The Salesman is about a couple Rana and Emad. They are both starring in a play called Death of a Salesman. They are re locating to a new place. One night while having a bath Rana is attacked by someone and this takes a toll on the relationship between Rana and Emad.
As the story moves forward, we see a struggle between these two and between themselves. Rana trying to be strong yet so vulnerable. She can't be on herself. She is afraid to be alone. Emad wants to complain the attack to the police but the given circumstance and blow up it would cause Rana takes a step back from it. It becomes rather difficult for Emad to deal with all of it. He wants to be their for his wife, but he doesn't know how. He starts to find out on his own about the attacker.
But the attack was not initiated on Rana, it was for the previous tenant who was living before.
There is a scene where Rana brings one of her co stars child to the house and while eating dinner Emad asks how did she buy the items for the dinner by card or cash.
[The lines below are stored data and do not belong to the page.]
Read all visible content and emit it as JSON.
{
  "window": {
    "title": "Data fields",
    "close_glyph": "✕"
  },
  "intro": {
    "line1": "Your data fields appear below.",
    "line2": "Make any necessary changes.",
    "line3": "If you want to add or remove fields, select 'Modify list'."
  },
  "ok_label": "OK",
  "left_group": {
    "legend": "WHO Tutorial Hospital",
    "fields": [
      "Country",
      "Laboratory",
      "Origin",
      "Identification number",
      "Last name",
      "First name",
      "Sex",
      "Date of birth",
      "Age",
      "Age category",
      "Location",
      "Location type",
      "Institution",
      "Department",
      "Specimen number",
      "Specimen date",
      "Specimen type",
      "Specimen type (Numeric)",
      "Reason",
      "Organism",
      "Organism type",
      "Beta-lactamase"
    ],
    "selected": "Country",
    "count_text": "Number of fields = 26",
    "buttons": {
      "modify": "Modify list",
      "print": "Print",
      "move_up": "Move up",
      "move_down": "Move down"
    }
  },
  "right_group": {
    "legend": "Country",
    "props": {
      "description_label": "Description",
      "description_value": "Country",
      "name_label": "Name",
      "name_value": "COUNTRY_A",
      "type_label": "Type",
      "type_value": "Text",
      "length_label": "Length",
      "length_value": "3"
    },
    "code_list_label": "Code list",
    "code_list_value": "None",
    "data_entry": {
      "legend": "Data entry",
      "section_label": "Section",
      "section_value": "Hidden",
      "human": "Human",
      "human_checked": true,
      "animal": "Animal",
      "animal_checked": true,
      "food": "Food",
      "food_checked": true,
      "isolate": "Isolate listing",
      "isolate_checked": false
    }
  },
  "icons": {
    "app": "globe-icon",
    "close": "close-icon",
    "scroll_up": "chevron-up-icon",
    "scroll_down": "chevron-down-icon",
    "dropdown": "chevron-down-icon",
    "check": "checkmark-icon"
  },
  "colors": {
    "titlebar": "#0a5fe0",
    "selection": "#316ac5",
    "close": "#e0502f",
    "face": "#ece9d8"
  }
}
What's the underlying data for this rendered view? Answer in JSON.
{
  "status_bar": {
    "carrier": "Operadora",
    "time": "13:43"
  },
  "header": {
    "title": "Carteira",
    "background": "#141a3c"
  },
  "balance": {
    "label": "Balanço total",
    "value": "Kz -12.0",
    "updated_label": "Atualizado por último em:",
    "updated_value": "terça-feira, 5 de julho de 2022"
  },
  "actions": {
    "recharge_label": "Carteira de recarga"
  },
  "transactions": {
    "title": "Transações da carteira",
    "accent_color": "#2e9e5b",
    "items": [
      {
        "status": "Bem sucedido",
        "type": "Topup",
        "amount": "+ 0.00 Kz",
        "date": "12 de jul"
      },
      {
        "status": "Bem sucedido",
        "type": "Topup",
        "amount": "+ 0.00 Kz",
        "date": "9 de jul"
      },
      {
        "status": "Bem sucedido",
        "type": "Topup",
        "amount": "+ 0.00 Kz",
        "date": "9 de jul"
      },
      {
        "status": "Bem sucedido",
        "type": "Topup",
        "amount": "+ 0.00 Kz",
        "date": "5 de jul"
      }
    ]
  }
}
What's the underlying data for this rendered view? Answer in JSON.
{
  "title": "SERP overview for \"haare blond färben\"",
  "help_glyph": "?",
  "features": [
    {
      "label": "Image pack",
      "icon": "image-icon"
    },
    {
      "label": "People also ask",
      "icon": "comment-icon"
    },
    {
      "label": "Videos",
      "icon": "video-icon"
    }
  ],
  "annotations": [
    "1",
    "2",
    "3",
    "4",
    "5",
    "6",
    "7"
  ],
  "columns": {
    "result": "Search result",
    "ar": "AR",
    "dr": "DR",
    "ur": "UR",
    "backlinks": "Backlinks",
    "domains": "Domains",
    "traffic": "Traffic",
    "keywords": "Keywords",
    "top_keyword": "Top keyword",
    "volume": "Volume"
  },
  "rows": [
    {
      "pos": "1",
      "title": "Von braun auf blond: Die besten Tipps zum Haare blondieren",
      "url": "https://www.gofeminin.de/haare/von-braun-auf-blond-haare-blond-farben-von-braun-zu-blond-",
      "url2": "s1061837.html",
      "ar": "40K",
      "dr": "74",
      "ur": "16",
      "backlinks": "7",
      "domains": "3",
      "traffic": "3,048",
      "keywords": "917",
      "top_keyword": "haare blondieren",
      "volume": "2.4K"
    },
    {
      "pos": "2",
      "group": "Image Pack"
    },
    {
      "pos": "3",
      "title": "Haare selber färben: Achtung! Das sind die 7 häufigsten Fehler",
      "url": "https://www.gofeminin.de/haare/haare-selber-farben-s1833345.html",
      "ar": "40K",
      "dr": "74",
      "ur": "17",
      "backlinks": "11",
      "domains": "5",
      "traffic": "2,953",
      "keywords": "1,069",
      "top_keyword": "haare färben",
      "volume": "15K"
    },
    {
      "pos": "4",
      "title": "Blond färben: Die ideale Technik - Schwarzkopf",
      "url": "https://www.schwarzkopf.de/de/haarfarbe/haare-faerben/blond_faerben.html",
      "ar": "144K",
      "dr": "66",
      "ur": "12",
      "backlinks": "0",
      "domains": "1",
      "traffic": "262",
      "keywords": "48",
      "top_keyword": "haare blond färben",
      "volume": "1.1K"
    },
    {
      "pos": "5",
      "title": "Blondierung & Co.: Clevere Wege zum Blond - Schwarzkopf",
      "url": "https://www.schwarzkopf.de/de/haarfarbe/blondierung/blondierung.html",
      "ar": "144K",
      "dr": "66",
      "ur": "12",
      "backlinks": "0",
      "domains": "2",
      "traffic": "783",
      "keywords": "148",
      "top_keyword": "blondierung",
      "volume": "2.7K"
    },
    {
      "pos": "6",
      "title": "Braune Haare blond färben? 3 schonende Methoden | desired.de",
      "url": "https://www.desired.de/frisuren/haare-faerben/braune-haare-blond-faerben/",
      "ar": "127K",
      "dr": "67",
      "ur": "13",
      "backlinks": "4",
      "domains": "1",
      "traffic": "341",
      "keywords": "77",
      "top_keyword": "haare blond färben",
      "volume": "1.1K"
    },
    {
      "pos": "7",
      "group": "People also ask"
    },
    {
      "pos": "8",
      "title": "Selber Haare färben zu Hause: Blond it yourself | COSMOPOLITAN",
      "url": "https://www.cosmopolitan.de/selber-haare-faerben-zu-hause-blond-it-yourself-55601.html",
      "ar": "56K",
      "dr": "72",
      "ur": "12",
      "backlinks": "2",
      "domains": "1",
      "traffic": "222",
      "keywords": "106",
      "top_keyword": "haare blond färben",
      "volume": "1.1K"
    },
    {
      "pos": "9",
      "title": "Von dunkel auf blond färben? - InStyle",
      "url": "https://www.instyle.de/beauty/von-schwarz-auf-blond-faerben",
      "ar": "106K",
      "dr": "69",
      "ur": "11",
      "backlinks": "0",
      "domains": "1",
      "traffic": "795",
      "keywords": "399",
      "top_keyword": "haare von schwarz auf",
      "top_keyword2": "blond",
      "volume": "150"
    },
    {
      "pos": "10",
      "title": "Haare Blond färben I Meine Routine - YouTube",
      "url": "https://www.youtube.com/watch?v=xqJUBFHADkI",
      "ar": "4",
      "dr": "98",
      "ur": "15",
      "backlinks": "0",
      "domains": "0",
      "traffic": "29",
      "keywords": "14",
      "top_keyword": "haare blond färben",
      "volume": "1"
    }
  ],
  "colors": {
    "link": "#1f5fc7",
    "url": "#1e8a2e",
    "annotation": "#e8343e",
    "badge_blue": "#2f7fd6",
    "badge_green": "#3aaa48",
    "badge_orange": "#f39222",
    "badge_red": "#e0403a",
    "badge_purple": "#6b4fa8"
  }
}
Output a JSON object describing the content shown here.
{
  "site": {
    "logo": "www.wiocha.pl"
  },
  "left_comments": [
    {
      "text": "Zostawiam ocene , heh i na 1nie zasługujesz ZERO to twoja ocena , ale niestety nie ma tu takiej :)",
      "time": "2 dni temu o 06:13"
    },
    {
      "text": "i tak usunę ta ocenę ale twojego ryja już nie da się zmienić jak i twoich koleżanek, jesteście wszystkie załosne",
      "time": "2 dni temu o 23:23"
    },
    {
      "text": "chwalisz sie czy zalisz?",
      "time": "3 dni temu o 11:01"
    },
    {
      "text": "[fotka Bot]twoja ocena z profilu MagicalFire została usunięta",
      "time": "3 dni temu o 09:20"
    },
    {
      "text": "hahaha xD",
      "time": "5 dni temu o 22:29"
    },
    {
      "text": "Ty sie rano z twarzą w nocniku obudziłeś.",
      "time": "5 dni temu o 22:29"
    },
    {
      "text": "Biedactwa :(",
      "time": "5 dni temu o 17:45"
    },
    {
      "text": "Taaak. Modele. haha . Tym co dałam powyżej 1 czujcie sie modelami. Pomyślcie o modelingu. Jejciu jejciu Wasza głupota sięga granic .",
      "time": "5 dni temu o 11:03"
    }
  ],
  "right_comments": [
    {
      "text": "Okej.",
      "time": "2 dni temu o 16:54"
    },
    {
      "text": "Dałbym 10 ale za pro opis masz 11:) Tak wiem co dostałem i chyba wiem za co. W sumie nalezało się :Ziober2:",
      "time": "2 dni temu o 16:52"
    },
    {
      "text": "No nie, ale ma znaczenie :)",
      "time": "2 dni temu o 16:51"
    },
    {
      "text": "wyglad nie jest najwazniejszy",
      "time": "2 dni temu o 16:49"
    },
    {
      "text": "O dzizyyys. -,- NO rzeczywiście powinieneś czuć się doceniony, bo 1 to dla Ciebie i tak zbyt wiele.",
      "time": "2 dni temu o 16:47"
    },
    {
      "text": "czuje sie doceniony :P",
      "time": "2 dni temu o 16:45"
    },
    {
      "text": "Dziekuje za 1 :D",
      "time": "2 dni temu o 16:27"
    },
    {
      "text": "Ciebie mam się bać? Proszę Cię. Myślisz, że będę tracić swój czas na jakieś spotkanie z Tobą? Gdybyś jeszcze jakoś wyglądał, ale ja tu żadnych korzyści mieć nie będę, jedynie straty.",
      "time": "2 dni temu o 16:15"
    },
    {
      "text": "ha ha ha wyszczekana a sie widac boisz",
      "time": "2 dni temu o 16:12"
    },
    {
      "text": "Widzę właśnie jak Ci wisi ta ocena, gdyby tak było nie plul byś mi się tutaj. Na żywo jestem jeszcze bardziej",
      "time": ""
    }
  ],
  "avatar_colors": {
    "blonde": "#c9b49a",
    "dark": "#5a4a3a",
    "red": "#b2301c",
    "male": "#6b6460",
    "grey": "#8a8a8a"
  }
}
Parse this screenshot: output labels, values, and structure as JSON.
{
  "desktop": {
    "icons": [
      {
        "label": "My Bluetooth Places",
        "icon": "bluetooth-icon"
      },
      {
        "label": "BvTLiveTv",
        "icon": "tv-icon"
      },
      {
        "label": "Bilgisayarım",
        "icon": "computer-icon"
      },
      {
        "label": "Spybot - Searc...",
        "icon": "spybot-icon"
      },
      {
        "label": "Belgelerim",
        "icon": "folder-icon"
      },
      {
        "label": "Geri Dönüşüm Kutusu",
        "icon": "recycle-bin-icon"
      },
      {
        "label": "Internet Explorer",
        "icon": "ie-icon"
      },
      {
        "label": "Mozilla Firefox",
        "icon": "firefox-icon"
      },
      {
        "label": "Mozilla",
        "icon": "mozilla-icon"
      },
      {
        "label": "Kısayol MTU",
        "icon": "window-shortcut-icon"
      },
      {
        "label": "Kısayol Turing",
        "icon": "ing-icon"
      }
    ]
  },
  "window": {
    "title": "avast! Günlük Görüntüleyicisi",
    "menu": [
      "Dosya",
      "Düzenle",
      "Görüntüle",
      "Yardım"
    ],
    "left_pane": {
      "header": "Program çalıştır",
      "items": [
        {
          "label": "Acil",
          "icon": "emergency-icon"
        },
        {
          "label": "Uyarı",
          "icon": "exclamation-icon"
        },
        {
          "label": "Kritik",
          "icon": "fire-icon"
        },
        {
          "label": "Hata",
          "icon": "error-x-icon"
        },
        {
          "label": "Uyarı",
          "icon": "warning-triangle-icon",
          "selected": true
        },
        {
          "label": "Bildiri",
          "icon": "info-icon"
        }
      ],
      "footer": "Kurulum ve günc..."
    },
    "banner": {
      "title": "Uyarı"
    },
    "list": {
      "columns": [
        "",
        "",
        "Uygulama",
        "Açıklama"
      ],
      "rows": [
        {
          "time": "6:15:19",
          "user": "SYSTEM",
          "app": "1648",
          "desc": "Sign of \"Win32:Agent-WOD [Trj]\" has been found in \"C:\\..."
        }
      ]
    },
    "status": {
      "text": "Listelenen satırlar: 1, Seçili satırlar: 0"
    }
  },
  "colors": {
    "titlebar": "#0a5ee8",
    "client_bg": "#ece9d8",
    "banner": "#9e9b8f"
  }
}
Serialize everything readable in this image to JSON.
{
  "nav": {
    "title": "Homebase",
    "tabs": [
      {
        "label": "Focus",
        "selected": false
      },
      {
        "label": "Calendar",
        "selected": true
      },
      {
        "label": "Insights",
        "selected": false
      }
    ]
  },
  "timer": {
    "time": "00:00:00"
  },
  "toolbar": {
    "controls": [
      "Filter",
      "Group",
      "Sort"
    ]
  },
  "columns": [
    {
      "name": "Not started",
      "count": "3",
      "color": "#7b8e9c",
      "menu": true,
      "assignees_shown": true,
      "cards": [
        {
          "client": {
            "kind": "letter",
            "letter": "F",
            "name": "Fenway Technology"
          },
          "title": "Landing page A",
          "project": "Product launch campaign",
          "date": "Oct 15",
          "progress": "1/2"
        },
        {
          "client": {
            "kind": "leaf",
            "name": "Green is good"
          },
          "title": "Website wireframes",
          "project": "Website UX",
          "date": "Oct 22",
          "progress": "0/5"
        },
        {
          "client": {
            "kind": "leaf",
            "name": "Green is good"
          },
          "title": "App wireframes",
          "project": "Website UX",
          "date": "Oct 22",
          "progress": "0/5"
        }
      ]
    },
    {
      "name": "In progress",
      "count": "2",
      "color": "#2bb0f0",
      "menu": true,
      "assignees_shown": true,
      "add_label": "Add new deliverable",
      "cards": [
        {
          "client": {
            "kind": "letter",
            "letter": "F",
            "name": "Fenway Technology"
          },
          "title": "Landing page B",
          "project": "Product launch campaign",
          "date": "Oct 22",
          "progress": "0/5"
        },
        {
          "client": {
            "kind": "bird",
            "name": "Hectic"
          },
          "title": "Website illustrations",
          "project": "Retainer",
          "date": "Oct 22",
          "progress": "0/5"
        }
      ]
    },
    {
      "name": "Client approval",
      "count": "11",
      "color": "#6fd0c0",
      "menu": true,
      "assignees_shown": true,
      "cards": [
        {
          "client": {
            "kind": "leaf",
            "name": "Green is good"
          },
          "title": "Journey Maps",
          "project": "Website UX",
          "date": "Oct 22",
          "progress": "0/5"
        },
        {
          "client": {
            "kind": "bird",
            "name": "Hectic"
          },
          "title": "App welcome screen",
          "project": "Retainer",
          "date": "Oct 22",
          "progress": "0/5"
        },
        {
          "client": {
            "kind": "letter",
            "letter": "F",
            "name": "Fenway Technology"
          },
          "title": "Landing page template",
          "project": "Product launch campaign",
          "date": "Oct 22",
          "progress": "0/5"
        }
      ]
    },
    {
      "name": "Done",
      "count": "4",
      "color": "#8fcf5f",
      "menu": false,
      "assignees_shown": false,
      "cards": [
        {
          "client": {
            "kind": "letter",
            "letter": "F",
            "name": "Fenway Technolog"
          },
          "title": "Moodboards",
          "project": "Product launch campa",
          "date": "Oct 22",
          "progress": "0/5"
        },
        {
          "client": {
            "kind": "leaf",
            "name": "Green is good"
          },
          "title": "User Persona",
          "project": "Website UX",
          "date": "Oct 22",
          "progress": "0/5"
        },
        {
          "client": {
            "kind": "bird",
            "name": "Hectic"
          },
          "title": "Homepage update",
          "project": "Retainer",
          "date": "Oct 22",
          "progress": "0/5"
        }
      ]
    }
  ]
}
When she says cash, the expression on Emad's face and Rana's face after he gives the answer is just so powerful and emotionally driven that you feel so uneasy while watching, still Farhadi steals a shot from the child to make the audience smile for a while become a bridge like the couple.
When we reach to the final conclusion of the movie like the last 30 minutes you see the intelligence and the strong writing of Farahadi. The confrontation scene and the tension and struggle in the final minutes really takes every breath you take.
I was ready to have the classic Farhadi ambiguous ending. But this time he gives a state us to define. How a relationship goes sore, a distance that can't be reached. The emotional strain in their eyes. The ugliness they just witnessed.
The Salesman has one of the most powerful performances you can see in Cinema. Shahab Hosseini as Emad is beyond brilliant. His expressions just says everything. He shows every emotional skin of the character. The scenes when he at times looses his cool and then again trying to make for it just shows the range of what he can do.
Taraneh Alidoosti as Rana gives another impeccable performance. The scenes where we see her trying to be strong yet so vulnerable are nothing short of brilliance. She holds the emotions, trying to be above it all.
The Salesman might not be Farhadi's best, still it gives you a look into his brilliant writing. How to create a scene, the tension, suspense and confrontation. You are left with a assurance yet wanting more from him as we have witnessed his masterpieces through and through and again and again.